We developed and tested a small variety of algorithms to reconstruct the genotypes from the haplotype data. A simple cluster procedure using complete-linkage clustering as implemented in the R‑function hclust (R version 4.2.2), based on a self-defined distance measure between haplotypes, performed best. We defined the distance between two haplotypes as the number of loci at which both haplotypes showed different alleles. Loci were not counted if there was no allele observed for at least one of the two haplotypes. To reduce the impact of drop-ins, we deleted all alleles that occurred only once at a locus, before applying the cluster procedure to the haplotype data. Finally, all “alleles” of a cluster defined the reconstructed profile (diplotype) of one contributor.

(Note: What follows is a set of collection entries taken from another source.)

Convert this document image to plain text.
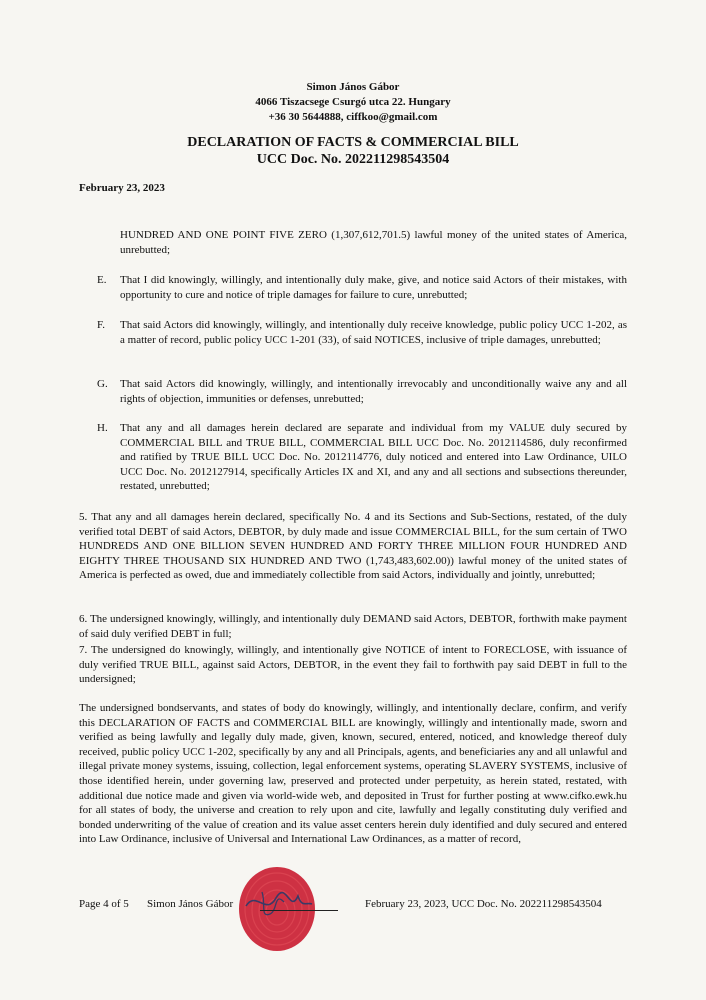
Simon János Gábor
4066 Tiszacsege Csurgó utca 22. Hungary
+36 30 5644888, ciffkoo@gmail.com
DECLARATION OF FACTS & COMMERCIAL BILL
UCC Doc. No. 202211298543504
February 23, 2023
HUNDRED AND ONE POINT FIVE ZERO (1,307,612,701.5) lawful money of the united states of America, unrebutted;
E. That I did knowingly, willingly, and intentionally duly make, give, and notice said Actors of their mistakes, with opportunity to cure and notice of triple damages for failure to cure, unrebutted;
F. That said Actors did knowingly, willingly, and intentionally duly receive knowledge, public policy UCC 1-202, as a matter of record, public policy UCC 1-201 (33), of said NOTICES, inclusive of triple damages, unrebutted;
G. That said Actors did knowingly, willingly, and intentionally irrevocably and unconditionally waive any and all rights of objection, immunities or defenses, unrebutted;
H. That any and all damages herein declared are separate and individual from my VALUE duly secured by COMMERCIAL BILL and TRUE BILL, COMMERCIAL BILL UCC Doc. No. 2012114586, duly reconfirmed and ratified by TRUE BILL UCC Doc. No. 2012114776, duly noticed and entered into Law Ordinance, UILO UCC Doc. No. 2012127914, specifically Articles IX and XI, and any and all sections and subsections thereunder, restated, unrebutted;
5. That any and all damages herein declared, specifically No. 4 and its Sections and Sub-Sections, restated, of the duly verified total DEBT of said Actors, DEBTOR, by duly made and issue COMMERCIAL BILL, for the sum certain of TWO HUNDREDS AND ONE BILLION SEVEN HUNDRED AND FORTY THREE MILLION FOUR HUNDRED AND EIGHTY THREE THOUSAND SIX HUNDRED AND TWO (1,743,483,602.00)) lawful money of the united states of America is perfected as owed, due and immediately collectible from said Actors, individually and jointly, unrebutted;
6. The undersigned knowingly, willingly, and intentionally duly DEMAND said Actors, DEBTOR, forthwith make payment of said duly verified DEBT in full;
7. The undersigned do knowingly, willingly, and intentionally give NOTICE of intent to FORECLOSE, with issuance of duly verified TRUE BILL, against said Actors, DEBTOR, in the event they fail to forthwith pay said DEBT in full to the undersigned;
The undersigned bondservants, and states of body do knowingly, willingly, and intentionally declare, confirm, and verify this DECLARATION OF FACTS and COMMERCIAL BILL are knowingly, willingly and intentionally made, sworn and verified as being lawfully and legally duly made, given, known, secured, entered, noticed, and knowledge thereof duly received, public policy UCC 1-202, specifically by any and all Principals, agents, and beneficiaries any and all unlawful and illegal private money systems, issuing, collection, legal enforcement systems, operating SLAVERY SYSTEMS, inclusive of those identified herein, under governing law, preserved and protected under perpetuity, as herein stated, restated, with additional due notice made and given via world-wide web, and deposited in Trust for further posting at www.cifko.ewk.hu for all states of body, the universe and creation to rely upon and cite, lawfully and legally constituting duly verified and bonded underwriting of the value of creation and its value asset centers herein duly identified and duly secured and entered into Law Ordinance, inclusive of Universal and International Law Ordinances, as a matter of record,
Page 4 of 5 Simon János Gábor	February 23, 2023, UCC Doc. No. 202211298543504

To further investigate the properties of the algorithm more precisely or on a larger data pool haplotype data with varying drop-in (2% and 5%) and drop-out (37% and 54%) rates, were simulated. The combination of a drop-out rate of 37% with a drop-in rate of 2% was chosen as condition for data pool A; condition B with 37% drop-out and 5% drop-in rate, and condition C with 54% drop-out and 2% drop-in rate. For each condition, we simulated 1000 replications of haplotype data sets for both donors with the given properties leading to data pools A, B, and C. From these expanded data pools 2 × 10, 2 × 20, 2 × 30, 2 × 40 and 2 × 50 haplotypes (same number for each of two donors) were randomly selected from A, B, and C for one cluster analysis. The random selection and cluster analysis was repeated 1000 times each. These analyses of two-person mixtures were performed to determine the amount of sperm cells necessary per donor to yield a full (16 systems) as well as completely correct diploid profile for both donors. To investigate the effect of an increasing number of contributors on the quality of the cluster analysis, data pools for three additional donors were simulated (again, the 3 conditions A–C, each consisting of 1000 partial haplotypes). Cluster analysis (1000 per constellation) was performed based on 40 randomly selected partial haplotypes from each of the 2–5 donors. The quality of each cluster analysis was assessed by the number of wrong alleles (also called mismatches) per diplotype. Wrong alleles or mismatches includes all alleles that do not match the actual donor alleles, which could be incorrectly determined as well as missing alleles.